RBI gives HDFC Bank selective regulatory relief

The Reserve Bank of India (RBI) has allowed HDFC Bank Ltd and Housing Development Finance Corp Ltd (HDFC) selective regulatory relief to smooth out the merger between the two organizations, set to conclude by July this year.

The central bank has permitted the bank to meet priority sector lending requirements in a staggered fashion over three years, HDFC Bank said in an exchange notification on Friday.


These requirements, which include lending to weaker segments of the economy, are linked to an organisation’s loan book.

At the end of the first year after the merger, the combined entity will need to include one-third of HDFC’s loan book to calculate the amount of priority sector lending required.

Priority sector lending on the remaining part of the loan book would need to be met over the next two years, HDFC Bank said in the statement.

However, immediately after the merger, the combined entity, which will be called HDFC Bank, will need to comply with requirements to hold a certain level of cash reserve ratio, statutory liquidity ratio and liquidity coverage ratio on the entire merged balance sheet.

Earlier this week, Reuters reported that the bank and the housing financier had raised adequate liquidity to meet these requirements from the start.

Investments and associates of HDFC will be allowed to continue as investments of the combined HDFC Bank although the bank will need to exit a few select ventures over time.

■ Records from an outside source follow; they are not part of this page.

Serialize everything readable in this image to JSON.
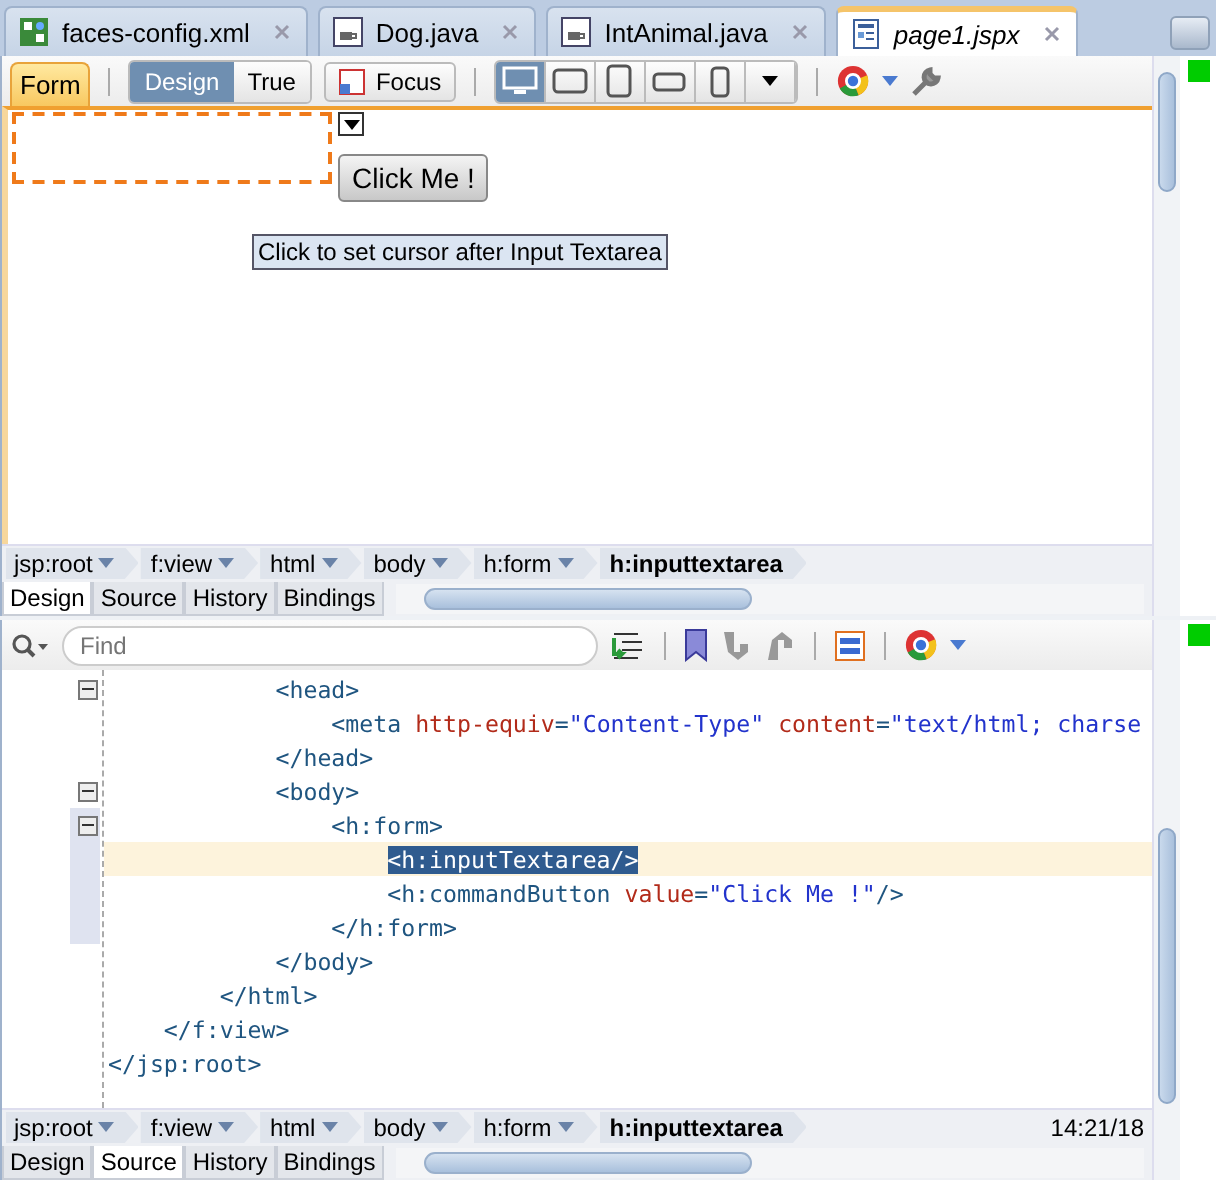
{
  "editor_tabs": [
    {
      "label": "faces-config.xml",
      "kind": "xml",
      "selected": false,
      "italic": false
    },
    {
      "label": "Dog.java",
      "kind": "java",
      "selected": false,
      "italic": false
    },
    {
      "label": "IntAnimal.java",
      "kind": "java",
      "selected": false,
      "italic": false
    },
    {
      "label": "page1.jspx",
      "kind": "page",
      "selected": true,
      "italic": true
    }
  ],
  "design": {
    "toolbar": {
      "form_tab": "Form",
      "view_modes": [
        {
          "label": "Design",
          "selected": true
        },
        {
          "label": "True",
          "selected": false
        }
      ],
      "focus": "Focus",
      "devices": [
        {
          "kind": "desktop",
          "selected": true
        },
        {
          "kind": "tablet-landscape",
          "selected": false
        },
        {
          "kind": "tablet",
          "selected": false
        },
        {
          "kind": "phone-landscape",
          "selected": false
        },
        {
          "kind": "phone",
          "selected": false
        }
      ]
    },
    "canvas": {
      "button": "Click Me !",
      "tooltip": "Click to set cursor after Input Textarea"
    },
    "breadcrumbs": [
      {
        "label": "jsp:root",
        "selected": false
      },
      {
        "label": "f:view",
        "selected": false
      },
      {
        "label": "html",
        "selected": false
      },
      {
        "label": "body",
        "selected": false
      },
      {
        "label": "h:form",
        "selected": false
      },
      {
        "label": "h:inputtextarea",
        "selected": true
      }
    ],
    "tabs": [
      {
        "label": "Design",
        "selected": true
      },
      {
        "label": "Source",
        "selected": false
      },
      {
        "label": "History",
        "selected": false
      },
      {
        "label": "Bindings",
        "selected": false
      }
    ]
  },
  "source": {
    "search": {
      "placeholder": "Find"
    },
    "code_lines": [
      {
        "fold": true,
        "current": false,
        "changed": false,
        "tokens": [
          {
            "kind": "tag",
            "text": "            <head>"
          }
        ]
      },
      {
        "fold": false,
        "current": false,
        "changed": false,
        "tokens": [
          {
            "kind": "tag",
            "text": "                <meta"
          },
          {
            "kind": "attr",
            "text": " http-equiv"
          },
          {
            "kind": "tag",
            "text": "="
          },
          {
            "kind": "value",
            "text": "\"Content-Type\""
          },
          {
            "kind": "attr",
            "text": " content"
          },
          {
            "kind": "tag",
            "text": "="
          },
          {
            "kind": "value",
            "text": "\"text/html; charse"
          }
        ]
      },
      {
        "fold": false,
        "current": false,
        "changed": false,
        "tokens": [
          {
            "kind": "tag",
            "text": "            </head>"
          }
        ]
      },
      {
        "fold": true,
        "current": false,
        "changed": false,
        "tokens": [
          {
            "kind": "tag",
            "text": "            <body>"
          }
        ]
      },
      {
        "fold": true,
        "current": false,
        "changed": true,
        "tokens": [
          {
            "kind": "tag",
            "text": "                <h:form>"
          }
        ]
      },
      {
        "fold": false,
        "current": true,
        "changed": true,
        "tokens": [
          {
            "kind": "tag",
            "text": "                    <h:inputTextarea/>",
            "selected": true
          }
        ]
      },
      {
        "fold": false,
        "current": false,
        "changed": true,
        "tokens": [
          {
            "kind": "tag",
            "text": "                    <h:commandButton"
          },
          {
            "kind": "attr",
            "text": " value"
          },
          {
            "kind": "tag",
            "text": "="
          },
          {
            "kind": "value",
            "text": "\"Click Me !\""
          },
          {
            "kind": "tag",
            "text": "/>"
          }
        ]
      },
      {
        "fold": false,
        "current": false,
        "changed": true,
        "tokens": [
          {
            "kind": "tag",
            "text": "                </h:form>"
          }
        ]
      },
      {
        "fold": false,
        "current": false,
        "changed": false,
        "tokens": [
          {
            "kind": "tag",
            "text": "            </body>"
          }
        ]
      },
      {
        "fold": false,
        "current": false,
        "changed": false,
        "tokens": [
          {
            "kind": "tag",
            "text": "        </html>"
          }
        ]
      },
      {
        "fold": false,
        "current": false,
        "changed": false,
        "tokens": [
          {
            "kind": "tag",
            "text": "    </f:view>"
          }
        ]
      },
      {
        "fold": false,
        "current": false,
        "changed": false,
        "tokens": [
          {
            "kind": "tag",
            "text": "</jsp:root>"
          }
        ]
      }
    ],
    "breadcrumbs": [
      {
        "label": "jsp:root",
        "selected": false
      },
      {
        "label": "f:view",
        "selected": false
      },
      {
        "label": "html",
        "selected": false
      },
      {
        "label": "body",
        "selected": false
      },
      {
        "label": "h:form",
        "selected": false
      },
      {
        "label": "h:inputtextarea",
        "selected": true
      }
    ],
    "position": "14:21/18",
    "tabs": [
      {
        "label": "Design",
        "selected": false
      },
      {
        "label": "Source",
        "selected": true
      },
      {
        "label": "History",
        "selected": false
      },
      {
        "label": "Bindings",
        "selected": false
      }
    ]
  }
}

However, the RBI said that before the merger closes, HDFC Bank or HDFC can increase their shareholding to more than 50% in HDFC Life Insurance Co Ltd and HDFC ERGO General Insurance.

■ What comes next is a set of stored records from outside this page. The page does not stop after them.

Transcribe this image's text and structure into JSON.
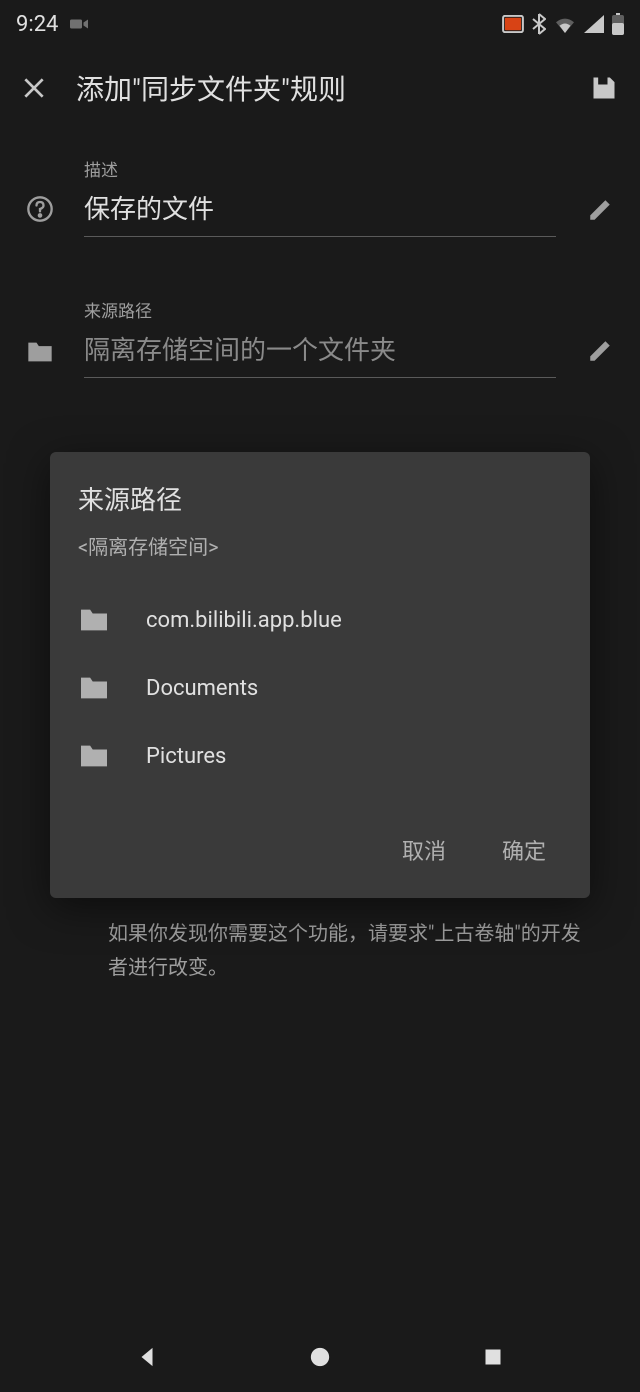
{
  "status": {
    "time": "9:24"
  },
  "appbar": {
    "title": "添加\"同步文件夹\"规则"
  },
  "fields": {
    "description": {
      "label": "描述",
      "value": "保存的文件"
    },
    "source": {
      "label": "来源路径",
      "placeholder": "隔离存储空间的一个文件夹"
    }
  },
  "behind_hint": "如果你发现你需要这个功能，请要求\"上古卷轴\"的开发者进行改变。",
  "dialog": {
    "title": "来源路径",
    "subtitle": "<隔离存储空间>",
    "folders": [
      {
        "name": "com.bilibili.app.blue"
      },
      {
        "name": "Documents"
      },
      {
        "name": "Pictures"
      }
    ],
    "cancel": "取消",
    "confirm": "确定"
  }
}
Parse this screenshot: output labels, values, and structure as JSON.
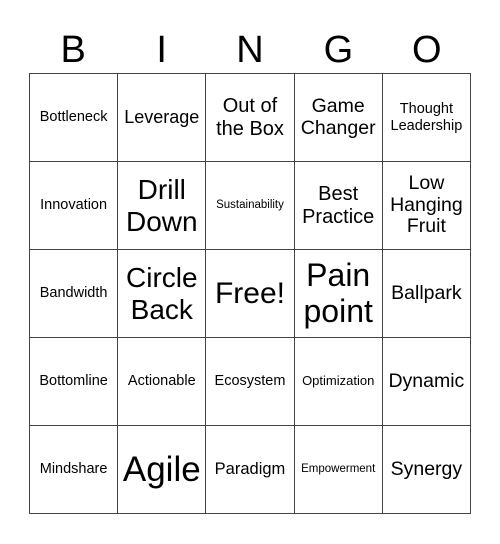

But HDFC Bank has two years to both exit HDFC’s investment in HDFC Education and Development Services and reduce its stake in HDFC Credila Financial Services to 10%.

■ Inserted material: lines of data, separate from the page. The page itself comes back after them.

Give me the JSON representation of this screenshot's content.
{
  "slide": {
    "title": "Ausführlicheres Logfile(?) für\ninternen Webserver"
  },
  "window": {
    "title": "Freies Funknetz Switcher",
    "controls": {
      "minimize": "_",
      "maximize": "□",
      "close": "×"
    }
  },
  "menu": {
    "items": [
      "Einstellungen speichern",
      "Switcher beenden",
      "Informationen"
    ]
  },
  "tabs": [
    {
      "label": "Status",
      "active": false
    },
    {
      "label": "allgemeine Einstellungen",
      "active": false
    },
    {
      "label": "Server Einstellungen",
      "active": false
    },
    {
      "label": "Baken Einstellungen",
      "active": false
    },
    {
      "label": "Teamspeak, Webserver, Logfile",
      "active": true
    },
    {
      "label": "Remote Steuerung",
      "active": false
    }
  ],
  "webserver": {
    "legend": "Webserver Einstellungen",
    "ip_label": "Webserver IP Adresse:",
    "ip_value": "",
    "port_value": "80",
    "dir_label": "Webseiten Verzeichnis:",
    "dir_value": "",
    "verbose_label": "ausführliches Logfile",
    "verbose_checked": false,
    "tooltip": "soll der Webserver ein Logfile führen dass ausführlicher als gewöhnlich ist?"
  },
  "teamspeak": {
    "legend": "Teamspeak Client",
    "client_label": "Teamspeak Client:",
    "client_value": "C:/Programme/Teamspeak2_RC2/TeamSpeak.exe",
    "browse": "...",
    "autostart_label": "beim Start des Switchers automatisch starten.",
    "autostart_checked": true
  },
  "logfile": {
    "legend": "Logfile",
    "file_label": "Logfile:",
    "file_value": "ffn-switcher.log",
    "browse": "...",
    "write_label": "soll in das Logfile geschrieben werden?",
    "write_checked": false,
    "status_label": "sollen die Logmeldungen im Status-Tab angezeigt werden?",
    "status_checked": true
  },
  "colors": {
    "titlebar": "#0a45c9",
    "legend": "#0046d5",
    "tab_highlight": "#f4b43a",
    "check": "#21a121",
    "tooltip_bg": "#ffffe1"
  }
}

The merged entity will be seeking clarity on whether HDFC’s borrowings, including those from banks, will be allowed to continue till maturity, said the bank’s CFO Srinivasan Vaidyanathan on the call.

HDFC, as a non-bank lender, is allowed to borrow from banks but HDFC Bank is not allowed to borrow from other banks.

Clarity is also needed on loans given by HDFC for land and to core investment companies, he said.